[CentOS] Xen or VMWARE on CentOS 5
Matt Shields
mattboston at gmail.com
Wed Feb 27 20:17:44 UTC 2008
On Wed, Feb 27, 2008 at 2:58 PM, Rudi Ahlers <Rudi at softdux.com> wrote:
>
> David Mackintosh wrote:
> > On Wed, Feb 27, 2008 at 08:03:09AM -0600, Les Mikesell wrote:
> >
> >> Ern jura wrote:
> >>
> >>> Does anyone out there have a comprehensive tutorial on installing VMware
> >>> and
> >>> successfully managing virtual machines with either xen or vmware?
> >>>
> >> VMware is pretty simple: download the server rpm, install it, run the
> >> vmware-config.pl setup script to set the options and install your (free)
> >> license key. Then run vmware locally or from some other machine to
> >> access the console where you can create and start the virtual machines.
> >> Once created, you can treat the virtual machines like they were
> >> separate physical boxes except that they contend for host resources (and
> >> once they are up on the network I prefer to connect directly to them
> >> with ssh, X, freenx, or vnc instead of using the VMware console. You'll
> >> want plenty of RAM on the host machine and if you run several VM's they
> >> will perform better if you can spread them over different disk drives.
> >>
> >> With VMware you can copy your disk images over to a Windows or Mac host
> >> and run them with no changes (Mac version isn't free, though).
> >>
> >
> > This is pretty much what I do.
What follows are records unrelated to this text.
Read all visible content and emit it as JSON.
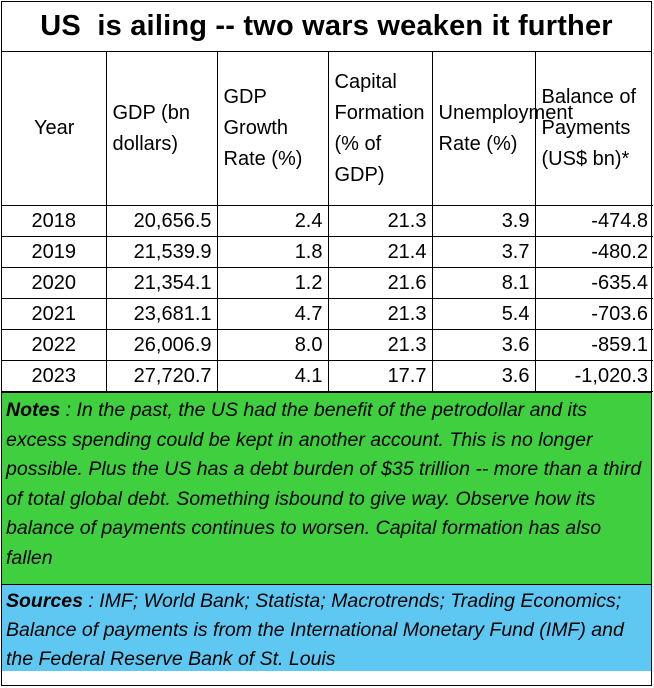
{
  "title": "US  is ailing -- two wars weaken it further",
  "headers": {
    "year": "Year",
    "gdp": "GDP (bn dollars)",
    "growth": "GDP Growth Rate (%)",
    "capital": "Capital Formation (% of GDP)",
    "unemployment": "Unemployment Rate (%)",
    "bop": "Balance of Payments (US$ bn)*"
  },
  "rows": [
    {
      "year": "2018",
      "gdp": "20,656.5",
      "growth": "2.4",
      "capital": "21.3",
      "unemployment": "3.9",
      "bop": "-474.8"
    },
    {
      "year": "2019",
      "gdp": "21,539.9",
      "growth": "1.8",
      "capital": "21.4",
      "unemployment": "3.7",
      "bop": "-480.2"
    },
    {
      "year": "2020",
      "gdp": "21,354.1",
      "growth": "1.2",
      "capital": "21.6",
      "unemployment": "8.1",
      "bop": "-635.4"
    },
    {
      "year": "2021",
      "gdp": "23,681.1",
      "growth": "4.7",
      "capital": "21.3",
      "unemployment": "5.4",
      "bop": "-703.6"
    },
    {
      "year": "2022",
      "gdp": "26,006.9",
      "growth": "8.0",
      "capital": "21.3",
      "unemployment": "3.6",
      "bop": "-859.1"
    },
    {
      "year": "2023",
      "gdp": "27,720.7",
      "growth": "4.1",
      "capital": "17.7",
      "unemployment": "3.6",
      "bop": "-1,020.3"
    }
  ],
  "notes": {
    "label": "Notes",
    "text": " :  In the past, the US had the benefit of the petrodollar and its excess spending could be kept in another account.  This is no longer possible.  Plus the US has a debt burden of $35 trillion -- more than a third of total global debt. Something isbound to give way. Observe how its balance of payments continues to worsen.  Capital formation has also fallen",
    "bg_color": "#3fcf3f"
  },
  "sources": {
    "label": "Sources",
    "text": " : IMF; World Bank; Statista; Macrotrends; Trading Economics; Balance of payments is from the International Monetary Fund (IMF) and the Federal Reserve Bank of St. Louis",
    "bg_color": "#5fc8f2"
  }
}
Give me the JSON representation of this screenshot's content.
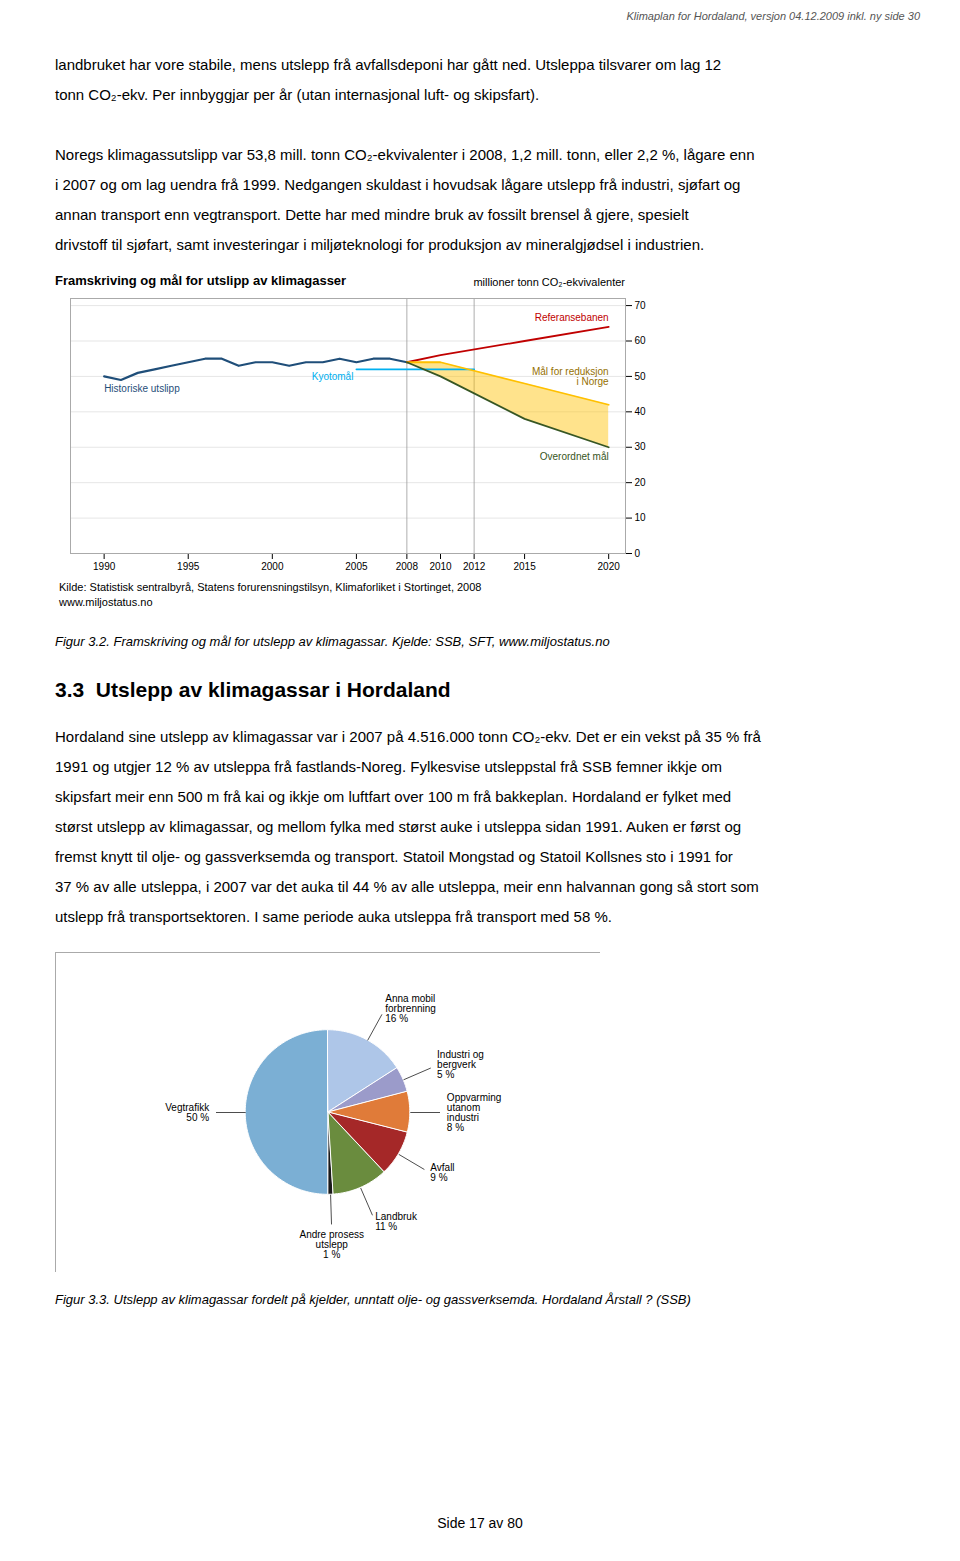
{
  "page": {
    "header": "Klimaplan for Hordaland, versjon 04.12.2009 inkl. ny side 30",
    "paragraphs_before": [
      [
        "landbruket har vore stabile, mens utslepp frå avfallsdeponi har gått ned. Utsleppa tilsvarer om lag 12",
        "tonn CO₂-ekv. Per innbyggjar per år (utan internasjonal luft- og skipsfart)."
      ],
      [
        "Noregs klimagassutslipp var 53,8 mill. tonn CO₂-ekvivalenter i 2008, 1,2 mill. tonn, eller 2,2 %, lågare enn",
        "i 2007 og om lag uendra frå 1999. Nedgangen skuldast i hovudsak lågare utslepp frå industri, sjøfart og",
        "annan transport enn vegtransport. Dette har med mindre bruk av fossilt brensel å gjere, spesielt",
        "drivstoff til sjøfart, samt investeringar i miljøteknologi for produksjon av mineralgjødsel i industrien."
      ]
    ],
    "caption_1": "Figur 3.2. Framskriving og mål for utslepp av klimagassar. Kjelde: SSB, SFT, www.miljostatus.no",
    "heading": "3.3  Utslepp av klimagassar i Hordaland",
    "paragraph_between": [
      "Hordaland sine utslepp av klimagassar var i 2007 på 4.516.000 tonn CO₂-ekv. Det er ein vekst på 35 % frå",
      "1991 og utgjer 12 % av utsleppa frå fastlands-Noreg. Fylkesvise utsleppstal frå SSB femner ikkje om",
      "skipsfart meir enn 500 m frå kai og ikkje om luftfart over 100 m frå bakkeplan. Hordaland er fylket med",
      "størst utslepp av klimagassar, og mellom fylka med størst auke i utsleppa sidan 1991. Auken er først og",
      "fremst knytt til olje- og gassverksemda og transport. Statoil Mongstad og Statoil Kollsnes sto i 1991 for",
      "37 % av alle utsleppa, i 2007 var det auka til 44 % av alle utsleppa, meir enn halvannan gong så stort som",
      "utslepp frå transportsektoren. I same periode auka utsleppa frå transport med 58 %."
    ],
    "caption_2": "Figur 3.3. Utslepp av klimagassar fordelt på kjelder, unntatt olje- og gassverksemda. Hordaland Årstall ? (SSB)",
    "footer": "Side 17 av 80"
  },
  "chart_data": [
    {
      "type": "line",
      "title": "Framskriving og mål for utslipp av klimagasser",
      "ylabel": "millioner tonn CO₂-ekvivalenter",
      "source": "Kilde: Statistisk sentralbyrå, Statens forurensningstilsyn, Klimaforliket i Stortinget, 2008\nwww.miljostatus.no",
      "xlim": [
        1988,
        2021
      ],
      "ylim": [
        0,
        72
      ],
      "xticks": [
        1990,
        1995,
        2000,
        2005,
        2008,
        2010,
        2012,
        2015,
        2020
      ],
      "yticks": [
        0,
        10,
        20,
        30,
        40,
        50,
        60,
        70
      ],
      "grid": true,
      "vlines": [
        2008,
        2012
      ],
      "series": [
        {
          "name": "Historiske utslipp",
          "color": "#1f4e79",
          "x": [
            1990,
            1991,
            1992,
            1993,
            1994,
            1995,
            1996,
            1997,
            1998,
            1999,
            2000,
            2001,
            2002,
            2003,
            2004,
            2005,
            2006,
            2007,
            2008
          ],
          "values": [
            50,
            49,
            51,
            52,
            53,
            54,
            55,
            55,
            53,
            54,
            54,
            53,
            54,
            54,
            55,
            54,
            55,
            55,
            54
          ]
        },
        {
          "name": "Referansebanen",
          "color": "#c00000",
          "x": [
            2008,
            2010,
            2015,
            2020
          ],
          "values": [
            54,
            56,
            60,
            64
          ]
        },
        {
          "name": "Kyotomål",
          "color": "#00b0f0",
          "x": [
            2005,
            2008,
            2012
          ],
          "values": [
            52,
            52,
            52
          ]
        },
        {
          "name": "Mål for reduksjon\ni Norge",
          "color": "#ffc000",
          "x": [
            2008,
            2010,
            2015,
            2020
          ],
          "values": [
            54,
            54,
            48,
            42
          ]
        },
        {
          "name": "Overordnet mål",
          "color": "#375623",
          "x": [
            2008,
            2010,
            2015,
            2020
          ],
          "values": [
            54,
            50,
            38,
            30
          ]
        }
      ]
    },
    {
      "type": "pie",
      "categories": [
        "Anna mobil\nforbrenning",
        "Industri og\nbergverk",
        "Oppvarming\nutanom\nindustri",
        "Avfall",
        "Landbruk",
        "Andre prosess\nutslepp",
        "Vegtrafikk"
      ],
      "values": [
        16,
        5,
        8,
        9,
        11,
        1,
        50
      ],
      "value_labels": [
        "16 %",
        "5 %",
        "8 %",
        "9 %",
        "11 %",
        "1 %",
        "50 %"
      ],
      "colors": [
        "#aec6e8",
        "#9b9bca",
        "#e07b39",
        "#a52828",
        "#6a8c3e",
        "#1a1a1a",
        "#7bafd4"
      ],
      "data_labels": true
    }
  ]
}
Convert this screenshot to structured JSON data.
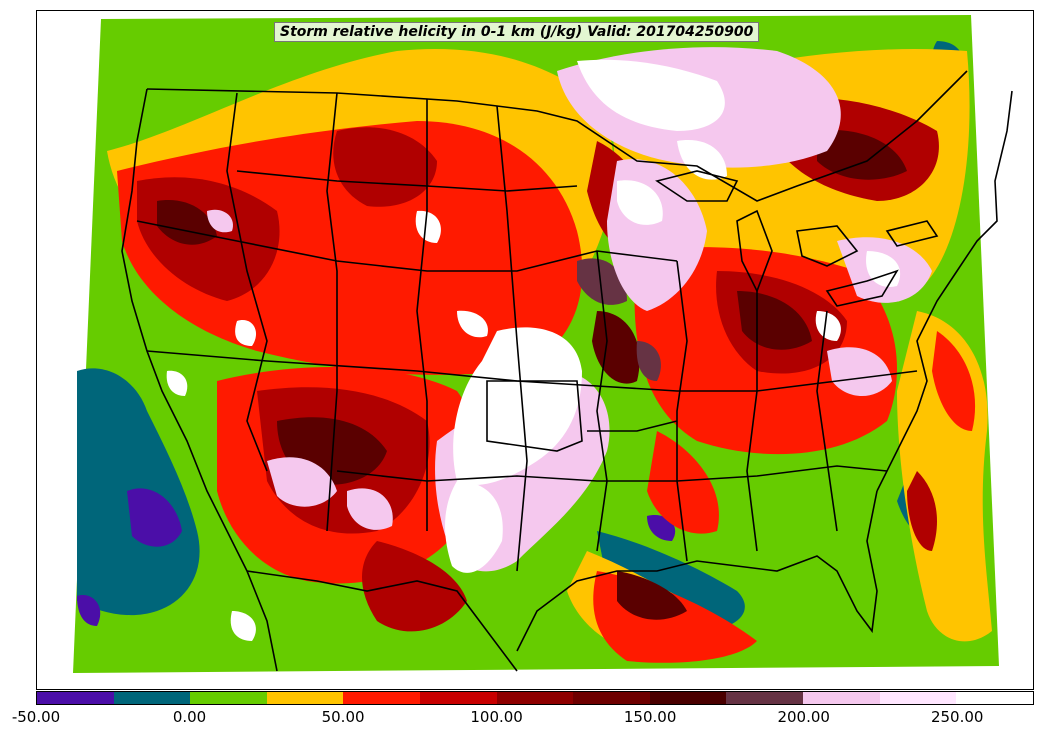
{
  "map": {
    "title": "Storm relative helicity in 0-1 km (J/kg) Valid: 2017042509",
    "title_overflow_digits": "00",
    "variable": "Storm relative helicity in 0-1 km",
    "units": "J/kg",
    "valid_time": "2017042509"
  },
  "colorbar": {
    "colors": [
      "#4b0ea8",
      "#00667a",
      "#66cc00",
      "#ffc400",
      "#ff1a00",
      "#c80000",
      "#8e0000",
      "#6e0000",
      "#4a0000",
      "#663344",
      "#f5c8ee",
      "#ffe6ff",
      "#ffffff"
    ],
    "ticks": [
      "-50.00",
      "0.00",
      "50.00",
      "100.00",
      "150.00",
      "200.00",
      "250.00"
    ]
  },
  "chart_data": {
    "type": "heatmap",
    "title": "Storm relative helicity in 0-1 km (J/kg) Valid: 201704250900",
    "colorbar_range": [
      -50,
      275
    ],
    "colorbar_ticks": [
      -50,
      0,
      50,
      100,
      150,
      200,
      250
    ],
    "color_interval": 25
  }
}
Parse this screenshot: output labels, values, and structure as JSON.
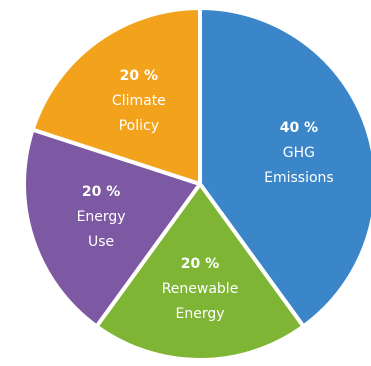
{
  "chart_data": {
    "type": "pie",
    "slices": [
      {
        "label": [
          "GHG",
          "Emissions"
        ],
        "pct_text": "40 %",
        "value": 40,
        "color": "#3a86c8"
      },
      {
        "label": [
          "Renewable",
          "Energy"
        ],
        "pct_text": "20 %",
        "value": 20,
        "color": "#7fb535"
      },
      {
        "label": [
          "Energy",
          "Use"
        ],
        "pct_text": "20 %",
        "value": 20,
        "color": "#7d58a3"
      },
      {
        "label": [
          "Climate",
          "Policy"
        ],
        "pct_text": "20 %",
        "value": 20,
        "color": "#f3a21b"
      }
    ]
  }
}
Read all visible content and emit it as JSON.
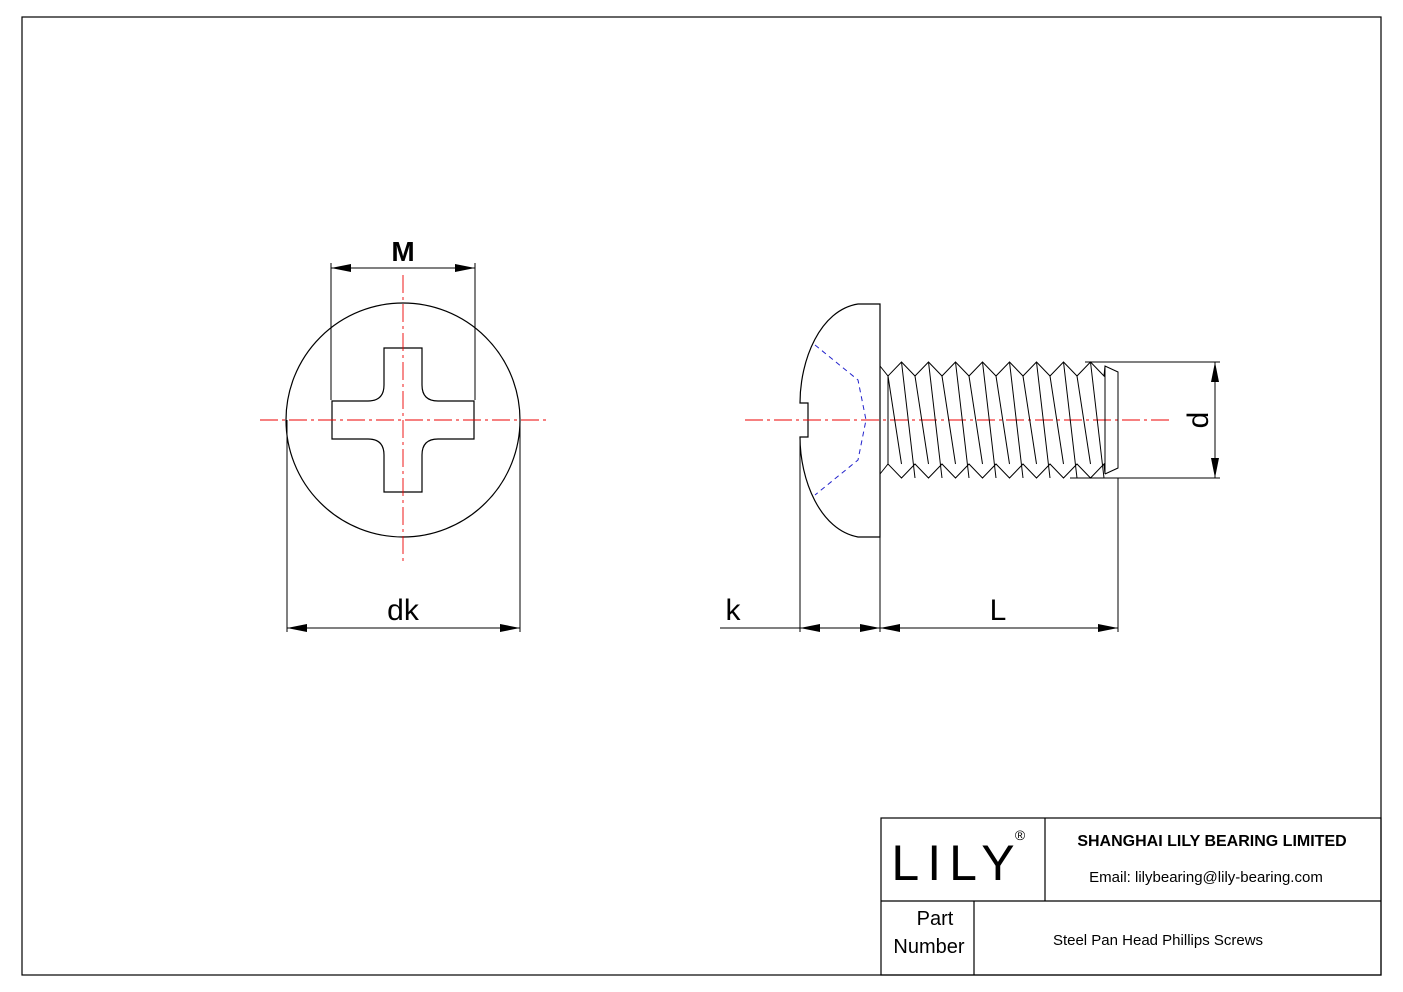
{
  "drawing": {
    "dimensions": {
      "M": "M",
      "dk": "dk",
      "k": "k",
      "L": "L",
      "d": "d"
    }
  },
  "title_block": {
    "logo": "LILY",
    "registered": "®",
    "company": "SHANGHAI LILY BEARING LIMITED",
    "email": "Email: lilybearing@lily-bearing.com",
    "part_label": [
      "Part",
      "Number"
    ],
    "part_name": "Steel Pan Head Phillips Screws"
  }
}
I also keep stock "reference" images
> > for each OS I support and copy from the reference image every time I
> > need to deploy a new VM.
> >
> > I like the idea of Xen, but the documentation is a little thin
> > especially when it comes to installing useful things like Windows
> > VMs; I don't have the time to solve the problem properly, and I hope
> > that in a year or two I can change this.
> >
> >
> > ------------------------------------------------------------------------
>
> >
> > _______________________________________________
> > CentOS mailing list
> > CentOS at centos.org
> > http://lists.centos.org/mailman/listinfo/centos
> >
> So, what would you use if you wanted to / needed to host a Windows 2003
> VM on a Linux / UNIX server? I don't / can't sacrifice a whole server
> for a few ASP.NET aps.
>
I've never tried this, but someone was telling me that it might be
possible to serve up ASP and ASP.net with Apache and mono. I don't
know if this is true, but might be worth checking out.